DMA start unreliable

[harbaum]

This line is a little suspicious to me:

https://github.com/gyurco/MiSTery/blob/5614b859b038adadb3661ab0060256413e78c9db/atarist/dma.v#L307

as it will only start the DMA with the write pointer being 8 or 0. This means that there must be exactly 8 entries in the FIFO or otherwise DMA would not start. But this happens if the FIFO is being re-filled while writing to memory. Then the buffer can have up to 15 valid entries and the DMA would not start.

IMHO, this should look like this:

wire [3:0] fifo_fill = fifo_wptr - fifo_rptr;   
wire fifo_full_8 = fifo_fill >= 8;  
wire fifo_read_start = dma_in_progress && !dma_direction_out && !fifo_read_in_progress && fifo_full_8;

I've changed this in my variant and don't see any negative effect. But I can now just fill the FIFO up as I wish, while the previous version would then block.

The write case already seems to work that way.

[gyurco]

AFAIK this is how the original DMA chip work. It won't start a transfer, if there's not at least 16 bytes in it. Look at this PDF, page 10, DMA Programming Tips and idiosyncrasies: http://info-coach.fr/atari/documents/_mydoc/FD-HD_Programming.pdf

[harbaum]

Yes. But imho the current version only starts if there are exactly 8 words (16 bytes in it). But the fifo is 16 words deep and it won't start if there are more than 8 words in it. Usually this means that sometime before there were 8 words in it. But when that happened while the DMA was still in progress then the DMA misses the start. At least that's what I see when I run a simulation and fill the fifo very fast.

[gyurco]

That makes sense. However how fast do you fill the FIFO? As the condition is latched at clk (32MHz) rate:

if (fifo_read_start) fifo_read_in_progress <= 1'b1;

IMHO it's not possible to fill it faster than it acts upon the condition.

[harbaum]

I am not sure about this. I simply fill the fifo full speed (32 MHz) from an internal sector buffer and it's emptied by my testbench at 8mhz. This is of course only what my simulation does. I was assuming that the real hardware is even slower. With ram at 250ns and video running I'd assume that 500ns/2Mhz would be a reasonable real life value.

The sector buffer is there since my SD card delivers at 8 MBytes/s and the DMA cannot keep up with that.

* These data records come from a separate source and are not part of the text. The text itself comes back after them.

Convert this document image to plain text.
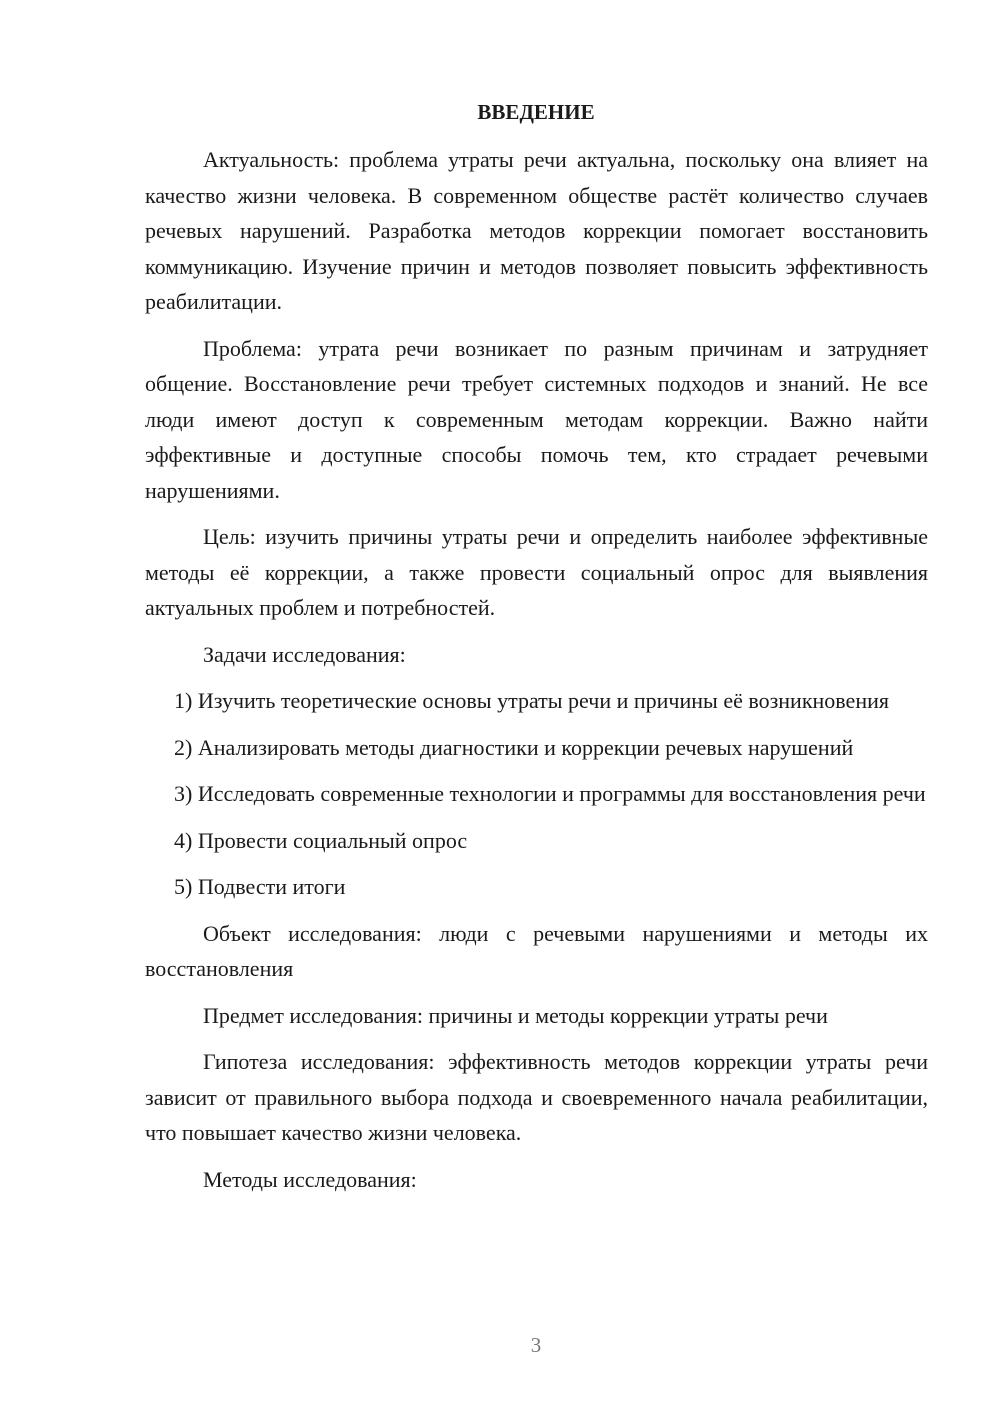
ВВЕДЕНИЕ

Актуальность: проблема утраты речи актуальна, поскольку она влияет на качество жизни человека. В современном обществе растёт количество случаев речевых нарушений. Разработка методов коррекции помогает восстановить коммуникацию. Изучение причин и методов позволяет повысить эффективность реабилитации.

Проблема: утрата речи возникает по разным причинам и затрудняет общение. Восстановление речи требует системных подходов и знаний. Не все люди имеют доступ к современным методам коррекции. Важно найти эффективные и доступные способы помочь тем, кто страдает речевыми нарушениями.

Цель: изучить причины утраты речи и определить наиболее эффективные методы её коррекции, а также провести социальный опрос для выявления актуальных проблем и потребностей.

Задачи исследования:

1) Изучить теоретические основы утраты речи и причины её возникновения

2) Анализировать методы диагностики и коррекции речевых нарушений

3) Исследовать современные технологии и программы для восстановления речи

4) Провести социальный опрос

5) Подвести итоги

Объект исследования: люди с речевыми нарушениями и методы их восстановления

Предмет исследования: причины и методы коррекции утраты речи

Гипотеза исследования: эффективность методов коррекции утраты речи зависит от правильного выбора подхода и своевременного начала реабилитации, что повышает качество жизни человека.

Методы исследования:

3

So I fill the fifo full throttle but make sure I stop writing whenever it's full. I was hoping that this will give the better performance than filling the buffer newer more than 50% which is compatible with the current start/stop implementation.

[gyurco]

Yepp, 8 MB/sec is definitely too much. I read somewhere the maximum transfer rate of ACSI is about 2 MB/s (which is just half of the RAM speed?).

[harbaum]

The thing is that on real ACSI there is the DRQ/ACK handshake making sure the device doesn't overflow the FIFO. I don't think we have something like this, so I just fill the FIFO until it's full.

I don't think there's a guaranteed bandwidth for the DMA as e.g. the blitter or other bus masters may throttle it.

So what is "slow enough"? ACSI may sometimes be able to cope with 2MBytes/s, but what's the minimum data rate it can guarantee. It seems so far the data sources were just slow enough. But that may have been pure luck.

[gyurco]

On MiST, I had to decrease the SPI clock to make it reliable, otherwise data corruption occurred at 24 MHz. There's no ACSI DRQ, as the ARM's SPI hardware couldn't handle it, but it's not hard to add, similarly to the FDC DRQ. Just need to investigate the original DMA chip for it's rate. Is it asserts as soon as there is empty room in the FIFO? Or just at a defined rate, like 2 MHz? I saw somewhere a signal capture for ACSI DRQ/ACK, need to find it again.

[harbaum]

Polling some handshake via SPi will sure slow things down extremely. Having a separate sector buffer inside the DMA is imho the simplest solution.

I opened this issue for documentation and for clarification only. You or someone else might have run into similar issues as me.

[gyurco]

Or just add an external FIFO, and do the handshake with that with a DRQ signal (that's more original HW-like, which I prefer).

[harbaum]

That's true. If I am in the mood I may do that. It'd imho then also be nice to move the fdc behind the DMA. I'll think about that once everything works stable.

[gyurco]

FDC is at the right place, I think. It's like how it's on the original ST(e). But it wouldn't make a big difference, if it was instantiated at the DMA module.

[harbaum]

IMHO, the FDC is "behind" the DMA. At least my copy of "Das Profibuch" suggests so.

[gyurco]

Logically you can say that. But in HW, the DMA chip is independent of the FDC chip, using a separate external bus.

[harbaum]

Uhm ... there it is, right behind the DMA sharing the data bus with the ACSI

[gyurco]

Yepp, but if you instantiate it in the DMA module, then it'll look like the DMA chip includes the FDC chip (like they put both in a single ASIC)...while in real HW, you can remove them independently of each other. However it's just a logical thing, doesn't really matter.

[harbaum]

Ok. That's probably a matter of taste. For me a submodule is something that has only interfaces to the parent module and which would not work at all without the parent module. Bascially something you could implement on a physical submodule. You could basically build an ACSI + Floppy + DMA sub board and plug that into the DMA socket. It would imho be elegant if none of the connections between fdc, ACSI and DMA would show up in any of the parent modules. Of course we are dealing with external connections here, so some of them need to be routed to the top. But that's just because it's impossible to do otherwise.

I would e.g. also like to implement a Mega STE compatible 16 Mhz solution as a module that replaces the current 8 Mhz CPU.

But as I said: That's probably just a matter of taste.

[gyurco]

Then I would do a two level top-{dma, fdc} module, but yes, it's a matter of taste.

So you want to implement a CPU with a cache module? That would be interesting. Also to see how it's performing against the 'turbo' bus option.

[harbaum]

So you want to implement a CPU with a cache module? That would be interesting. Also to see how it's performing against the 'turbo' bus option.

Yes. But that's pretty far down on the ToDO list. And this would require to have some 32kBytes of RAM for data and tag cache which I am not sure the Tang Nano 20k still has for me.

Plus there aren't many uses for in my setup as it's mostly meant for gaming and simple programs. But Cubase would sure benefit from it. That alone may be reason enough ...